2.1 First you need to determine the coefficients for these functions:
lets say your line vector looks like this: A [0,1] B[10, 10]
The "k" coefficient is the slope so...:

k := (B.y - A.y) / (B.x - A.x)

note care for special cases (vertical line = divide by zero error!)
Once you have k, you can now determine d by using the x and y value of either A or B, inputting them into the line function (because the line goes through both points) and adjusting it so that d is on the one side and the rest on the other:

A.y = k * A.x + dA.y - k * A.x = d

The circle is much easier since you have to do pretty much nothing.

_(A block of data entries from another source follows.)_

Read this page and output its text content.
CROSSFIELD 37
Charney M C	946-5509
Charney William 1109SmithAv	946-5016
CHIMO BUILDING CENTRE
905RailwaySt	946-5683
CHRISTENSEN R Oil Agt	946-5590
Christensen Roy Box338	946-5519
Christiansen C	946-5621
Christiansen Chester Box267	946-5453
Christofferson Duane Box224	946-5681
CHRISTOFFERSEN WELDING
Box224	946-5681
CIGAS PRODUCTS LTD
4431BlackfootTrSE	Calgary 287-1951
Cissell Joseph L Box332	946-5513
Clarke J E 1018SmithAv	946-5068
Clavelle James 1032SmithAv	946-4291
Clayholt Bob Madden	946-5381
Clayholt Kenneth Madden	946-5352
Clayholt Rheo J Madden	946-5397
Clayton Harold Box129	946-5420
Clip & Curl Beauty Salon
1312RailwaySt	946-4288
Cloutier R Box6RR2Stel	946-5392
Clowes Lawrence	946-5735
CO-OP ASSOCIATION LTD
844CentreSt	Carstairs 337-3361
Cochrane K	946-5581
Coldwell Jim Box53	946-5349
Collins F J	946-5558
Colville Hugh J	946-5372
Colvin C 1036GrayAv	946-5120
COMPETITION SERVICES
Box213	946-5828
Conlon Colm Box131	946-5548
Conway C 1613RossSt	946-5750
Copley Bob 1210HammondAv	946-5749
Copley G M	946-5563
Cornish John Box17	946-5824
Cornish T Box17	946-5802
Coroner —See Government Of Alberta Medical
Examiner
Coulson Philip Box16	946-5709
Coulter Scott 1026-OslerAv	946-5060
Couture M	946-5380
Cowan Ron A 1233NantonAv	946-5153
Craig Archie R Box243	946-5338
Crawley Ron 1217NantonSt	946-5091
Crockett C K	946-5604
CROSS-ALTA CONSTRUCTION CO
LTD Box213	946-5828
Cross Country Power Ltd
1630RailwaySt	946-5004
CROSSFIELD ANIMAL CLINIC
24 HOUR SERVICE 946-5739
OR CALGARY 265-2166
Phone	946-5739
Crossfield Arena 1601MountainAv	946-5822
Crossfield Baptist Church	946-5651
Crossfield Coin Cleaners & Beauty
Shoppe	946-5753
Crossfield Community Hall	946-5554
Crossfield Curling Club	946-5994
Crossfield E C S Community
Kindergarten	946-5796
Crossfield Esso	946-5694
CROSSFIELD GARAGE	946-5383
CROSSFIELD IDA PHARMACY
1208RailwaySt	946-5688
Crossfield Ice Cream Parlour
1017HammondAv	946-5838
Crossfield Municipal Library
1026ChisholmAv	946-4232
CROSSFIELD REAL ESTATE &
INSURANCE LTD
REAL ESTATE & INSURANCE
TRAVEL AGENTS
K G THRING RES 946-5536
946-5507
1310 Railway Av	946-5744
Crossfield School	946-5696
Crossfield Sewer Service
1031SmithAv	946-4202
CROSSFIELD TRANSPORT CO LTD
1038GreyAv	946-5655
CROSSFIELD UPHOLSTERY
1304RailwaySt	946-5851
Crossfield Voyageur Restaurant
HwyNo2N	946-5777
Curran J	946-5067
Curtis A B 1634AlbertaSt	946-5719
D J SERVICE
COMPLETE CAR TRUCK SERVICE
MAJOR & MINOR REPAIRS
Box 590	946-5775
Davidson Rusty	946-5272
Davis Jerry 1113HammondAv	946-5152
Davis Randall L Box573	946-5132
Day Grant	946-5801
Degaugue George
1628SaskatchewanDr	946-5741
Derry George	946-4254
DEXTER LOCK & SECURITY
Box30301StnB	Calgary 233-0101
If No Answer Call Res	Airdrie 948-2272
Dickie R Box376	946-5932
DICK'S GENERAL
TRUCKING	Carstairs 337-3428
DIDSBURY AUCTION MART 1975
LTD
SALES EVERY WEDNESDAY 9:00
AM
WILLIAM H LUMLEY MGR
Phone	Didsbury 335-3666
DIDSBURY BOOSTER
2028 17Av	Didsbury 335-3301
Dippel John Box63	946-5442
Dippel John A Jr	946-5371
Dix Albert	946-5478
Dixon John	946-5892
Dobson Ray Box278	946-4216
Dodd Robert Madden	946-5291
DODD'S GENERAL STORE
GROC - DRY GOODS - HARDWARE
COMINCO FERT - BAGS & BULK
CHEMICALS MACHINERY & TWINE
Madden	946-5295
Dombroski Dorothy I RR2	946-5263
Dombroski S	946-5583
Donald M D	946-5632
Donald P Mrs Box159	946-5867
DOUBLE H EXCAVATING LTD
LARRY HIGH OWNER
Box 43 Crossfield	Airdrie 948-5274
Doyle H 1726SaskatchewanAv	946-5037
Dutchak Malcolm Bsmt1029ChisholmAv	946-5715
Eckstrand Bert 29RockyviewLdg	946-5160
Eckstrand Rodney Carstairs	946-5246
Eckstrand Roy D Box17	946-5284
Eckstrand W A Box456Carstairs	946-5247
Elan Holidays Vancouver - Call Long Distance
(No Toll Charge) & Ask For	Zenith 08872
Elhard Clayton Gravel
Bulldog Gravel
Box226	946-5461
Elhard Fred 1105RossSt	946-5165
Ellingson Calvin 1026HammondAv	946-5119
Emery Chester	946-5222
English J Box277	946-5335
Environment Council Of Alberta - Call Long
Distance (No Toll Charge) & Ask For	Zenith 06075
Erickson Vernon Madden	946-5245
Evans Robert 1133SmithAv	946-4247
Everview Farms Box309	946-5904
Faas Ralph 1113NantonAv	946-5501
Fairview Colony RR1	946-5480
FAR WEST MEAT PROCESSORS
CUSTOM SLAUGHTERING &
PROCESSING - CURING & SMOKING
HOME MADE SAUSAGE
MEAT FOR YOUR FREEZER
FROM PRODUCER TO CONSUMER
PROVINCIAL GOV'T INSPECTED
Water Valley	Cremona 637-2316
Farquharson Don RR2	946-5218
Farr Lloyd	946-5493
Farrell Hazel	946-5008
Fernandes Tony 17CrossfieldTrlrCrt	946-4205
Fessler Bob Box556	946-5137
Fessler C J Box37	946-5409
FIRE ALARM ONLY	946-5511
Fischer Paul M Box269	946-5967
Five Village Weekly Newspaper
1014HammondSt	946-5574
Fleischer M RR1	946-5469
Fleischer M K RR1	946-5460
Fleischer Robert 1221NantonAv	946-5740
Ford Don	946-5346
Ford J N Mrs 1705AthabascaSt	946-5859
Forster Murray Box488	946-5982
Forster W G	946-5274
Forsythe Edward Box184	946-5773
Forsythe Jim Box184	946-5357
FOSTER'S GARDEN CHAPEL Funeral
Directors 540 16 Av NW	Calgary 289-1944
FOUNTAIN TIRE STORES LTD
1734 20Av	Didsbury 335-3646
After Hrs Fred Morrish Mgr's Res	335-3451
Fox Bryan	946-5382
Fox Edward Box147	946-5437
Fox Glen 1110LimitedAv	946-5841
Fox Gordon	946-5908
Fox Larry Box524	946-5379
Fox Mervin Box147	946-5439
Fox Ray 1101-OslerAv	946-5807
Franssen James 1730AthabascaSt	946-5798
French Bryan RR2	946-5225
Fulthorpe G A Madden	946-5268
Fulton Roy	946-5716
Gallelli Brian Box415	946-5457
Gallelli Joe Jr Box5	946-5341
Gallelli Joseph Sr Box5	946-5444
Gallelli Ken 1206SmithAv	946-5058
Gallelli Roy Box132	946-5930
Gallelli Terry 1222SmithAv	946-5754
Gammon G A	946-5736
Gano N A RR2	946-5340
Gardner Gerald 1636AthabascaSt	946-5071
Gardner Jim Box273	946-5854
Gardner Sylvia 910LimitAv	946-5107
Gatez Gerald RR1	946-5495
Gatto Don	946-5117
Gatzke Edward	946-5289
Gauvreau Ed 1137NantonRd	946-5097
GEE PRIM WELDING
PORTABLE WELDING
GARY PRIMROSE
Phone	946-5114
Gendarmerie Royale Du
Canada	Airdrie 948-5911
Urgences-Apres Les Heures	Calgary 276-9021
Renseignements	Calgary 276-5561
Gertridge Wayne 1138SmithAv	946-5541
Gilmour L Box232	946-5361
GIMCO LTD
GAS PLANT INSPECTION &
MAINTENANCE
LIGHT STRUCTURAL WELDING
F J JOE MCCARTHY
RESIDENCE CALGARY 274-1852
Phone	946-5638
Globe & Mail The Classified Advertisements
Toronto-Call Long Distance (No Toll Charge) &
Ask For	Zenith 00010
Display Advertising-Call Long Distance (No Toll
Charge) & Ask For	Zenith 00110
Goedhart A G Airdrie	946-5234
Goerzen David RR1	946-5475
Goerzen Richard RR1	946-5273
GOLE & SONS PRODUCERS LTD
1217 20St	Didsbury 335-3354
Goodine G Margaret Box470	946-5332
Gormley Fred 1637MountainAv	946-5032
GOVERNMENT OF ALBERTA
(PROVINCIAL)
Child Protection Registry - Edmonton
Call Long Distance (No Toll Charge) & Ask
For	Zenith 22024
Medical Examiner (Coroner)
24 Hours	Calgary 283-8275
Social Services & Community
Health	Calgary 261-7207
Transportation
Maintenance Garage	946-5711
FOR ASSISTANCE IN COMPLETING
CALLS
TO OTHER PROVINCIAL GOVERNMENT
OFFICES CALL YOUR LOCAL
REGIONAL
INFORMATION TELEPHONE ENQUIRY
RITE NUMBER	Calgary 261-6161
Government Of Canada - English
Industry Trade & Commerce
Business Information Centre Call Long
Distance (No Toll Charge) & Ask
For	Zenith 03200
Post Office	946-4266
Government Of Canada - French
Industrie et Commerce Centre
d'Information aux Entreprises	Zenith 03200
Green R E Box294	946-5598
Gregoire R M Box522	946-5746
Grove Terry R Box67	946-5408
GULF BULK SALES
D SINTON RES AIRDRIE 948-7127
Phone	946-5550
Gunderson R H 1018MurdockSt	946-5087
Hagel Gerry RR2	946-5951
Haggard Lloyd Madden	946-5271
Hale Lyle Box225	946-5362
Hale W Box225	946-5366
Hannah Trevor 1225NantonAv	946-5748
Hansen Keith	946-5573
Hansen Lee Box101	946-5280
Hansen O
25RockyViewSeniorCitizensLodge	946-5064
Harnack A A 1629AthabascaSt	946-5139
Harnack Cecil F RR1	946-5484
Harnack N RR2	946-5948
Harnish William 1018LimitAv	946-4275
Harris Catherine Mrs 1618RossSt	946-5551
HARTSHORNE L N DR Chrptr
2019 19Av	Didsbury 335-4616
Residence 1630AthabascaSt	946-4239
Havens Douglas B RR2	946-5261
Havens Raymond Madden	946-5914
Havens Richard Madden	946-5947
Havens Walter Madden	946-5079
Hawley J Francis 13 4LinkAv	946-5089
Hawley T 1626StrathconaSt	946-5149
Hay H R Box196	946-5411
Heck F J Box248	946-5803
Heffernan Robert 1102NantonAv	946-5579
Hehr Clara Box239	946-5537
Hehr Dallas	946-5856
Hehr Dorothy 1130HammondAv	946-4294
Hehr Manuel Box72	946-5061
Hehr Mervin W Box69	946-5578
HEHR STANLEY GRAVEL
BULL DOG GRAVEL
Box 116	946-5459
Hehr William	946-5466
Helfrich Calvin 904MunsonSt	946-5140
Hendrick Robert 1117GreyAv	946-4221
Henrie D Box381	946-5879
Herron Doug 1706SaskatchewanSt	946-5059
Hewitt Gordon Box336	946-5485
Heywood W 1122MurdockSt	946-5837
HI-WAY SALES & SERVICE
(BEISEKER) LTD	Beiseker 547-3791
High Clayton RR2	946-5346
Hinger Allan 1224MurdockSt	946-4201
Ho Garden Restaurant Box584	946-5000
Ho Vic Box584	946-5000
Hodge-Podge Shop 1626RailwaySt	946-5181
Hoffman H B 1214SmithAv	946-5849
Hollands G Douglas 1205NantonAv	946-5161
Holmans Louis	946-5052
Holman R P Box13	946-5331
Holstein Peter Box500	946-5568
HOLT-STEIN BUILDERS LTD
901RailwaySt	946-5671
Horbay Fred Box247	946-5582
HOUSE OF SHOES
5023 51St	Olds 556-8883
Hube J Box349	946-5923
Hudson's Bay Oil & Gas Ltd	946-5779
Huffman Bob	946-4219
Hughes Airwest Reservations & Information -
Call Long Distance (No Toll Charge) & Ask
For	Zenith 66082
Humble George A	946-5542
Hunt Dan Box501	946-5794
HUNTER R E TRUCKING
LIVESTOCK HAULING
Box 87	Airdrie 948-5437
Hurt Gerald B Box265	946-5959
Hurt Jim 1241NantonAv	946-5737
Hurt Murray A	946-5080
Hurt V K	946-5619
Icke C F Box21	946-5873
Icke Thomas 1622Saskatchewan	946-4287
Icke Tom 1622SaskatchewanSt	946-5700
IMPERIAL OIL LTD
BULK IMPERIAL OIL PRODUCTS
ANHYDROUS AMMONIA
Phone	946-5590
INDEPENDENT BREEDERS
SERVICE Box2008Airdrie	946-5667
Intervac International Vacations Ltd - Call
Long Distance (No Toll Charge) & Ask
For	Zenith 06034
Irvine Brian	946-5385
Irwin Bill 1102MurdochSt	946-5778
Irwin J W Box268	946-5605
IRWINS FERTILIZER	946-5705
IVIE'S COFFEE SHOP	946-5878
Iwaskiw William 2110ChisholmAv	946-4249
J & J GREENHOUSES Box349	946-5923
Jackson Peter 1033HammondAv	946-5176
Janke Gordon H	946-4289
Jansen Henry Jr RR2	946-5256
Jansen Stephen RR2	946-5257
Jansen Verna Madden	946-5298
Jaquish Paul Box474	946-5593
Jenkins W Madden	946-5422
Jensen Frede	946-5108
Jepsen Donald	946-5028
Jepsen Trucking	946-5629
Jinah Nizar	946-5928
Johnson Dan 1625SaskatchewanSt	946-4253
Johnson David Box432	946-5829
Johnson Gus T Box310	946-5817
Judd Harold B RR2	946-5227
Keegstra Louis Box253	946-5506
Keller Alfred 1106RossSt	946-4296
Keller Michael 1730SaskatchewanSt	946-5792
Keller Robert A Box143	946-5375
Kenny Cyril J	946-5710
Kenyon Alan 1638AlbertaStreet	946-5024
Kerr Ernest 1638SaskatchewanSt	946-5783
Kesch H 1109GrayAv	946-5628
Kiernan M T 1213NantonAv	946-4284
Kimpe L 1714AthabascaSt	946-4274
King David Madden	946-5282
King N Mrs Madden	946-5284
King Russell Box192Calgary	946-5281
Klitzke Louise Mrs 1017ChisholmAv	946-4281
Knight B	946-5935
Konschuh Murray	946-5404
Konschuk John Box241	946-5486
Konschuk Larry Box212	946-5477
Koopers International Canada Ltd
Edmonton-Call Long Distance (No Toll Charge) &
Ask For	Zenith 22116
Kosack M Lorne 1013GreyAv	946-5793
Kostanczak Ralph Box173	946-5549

2.2 There are now 3 cases for the line-circle intersection:
1 - the line doesnt intersect with the circle (passant)
2 - the line intersects with the circle exactly 1 time (the line is tangential to the circle; its a "tangent")
3 - the line intersects with the circle exactly 2 times (the line "pierces" through the circle; its a "secant")
What it boils down to is evaluating this:
line = circle (if they intersect, there is an (x,y) pair for which this holds true)
We know "y" from the line equation, so lets use it in the circle equation:

(x - centerx)^2 + (y - centery)^2 = radius^2
= (x - centerx)^2 + (k * x + d - centery)^2 = radius^2
to simplify the next step, lets define:
t := d - centery
= (x - centerx)^2 + (k * x + t)^2 = radius^2
= x^2 - 2*x*centerx + centerx^2 + k^2x^2 + 2*kx*t + t^2 = radius^2
= x^2 - 2*x*centerx + k^2x^2 + 2*k*x*t = radius^2 - t^2 - centerx^2
= (k^2 + 1)x^2 - 2*x*centerx + 2*k*x*t = radius^2 - t^2 - centerx^2

We know k, centerx, t, and radius, so what we have here is basically this ~

x^2 - x + x = some_constant

... a quadratic equations.
The number of solutions to a quadratic equations is the same as for our 3 cases:
0 solutions = no intersection (sqrt of negative number - we are not working with complex numbers here so its "no solution")
1 solution = tangent
2 solutions = secant

The last step is trivial: You have x, you just input it to either equation (i suggest the line equation, since its simpler) and get the y value. Then you have your (x,y) pair - which is the intersection position.

3 This is a bit more tricky. I dont have a proper solution but the first idea that came to my mind was a divide & conquer strategy:
You basically segment and approximate the curve (ground) with k line-segments. Then you do the line-line intersection check. You take the segment-line you intersected with, use its boundaries to repeat the whole process - segmenting and approximating the curve (ground) again and again and the more often you do it, the more accurate the result is going to be.

Edit: For problem 3, I have another divide & conquer strategy if there is nothing below "ground":
- divide your line into two segments. Check whether the center point is below or above ground (by determining the y positions of both line and ground at the center_x position)
-- if its below ground: take the segment that is "higher" in the air
-- if its above ground: take the segment that is "lower" in the air - closer to the ground
--- and repeat the whole process t amount of times
Result = center_x value if center_x was below ground at any iteration.
Again, the higher t is, the more accurate the approximation will be.

for 3, assuming ground behaves like function f(x) = y:
- have x evenly spaced, so all ground-line-segments span the same width (cyan lines)

- make arrays minHeight[x] and maxHeight[x] for all ground-line-segments (store y1 and y2 for all segments in x-sorted arrays)

- also know min/max height of all ground. (gray lines)

- check if missile-line hits ground at all or if it leaves screen above maxGroundHeight.

- clip missile-line to min/max height of all ground. (yellow box)

- for remaining width of that missile-line's segment check all entries in min/max groundHeight arrays per line/box intersection if there is a hit.

- as a bonus do the comparison in reverse if missile-line goes from right to left and forward if from left to right, to find hit segment faster.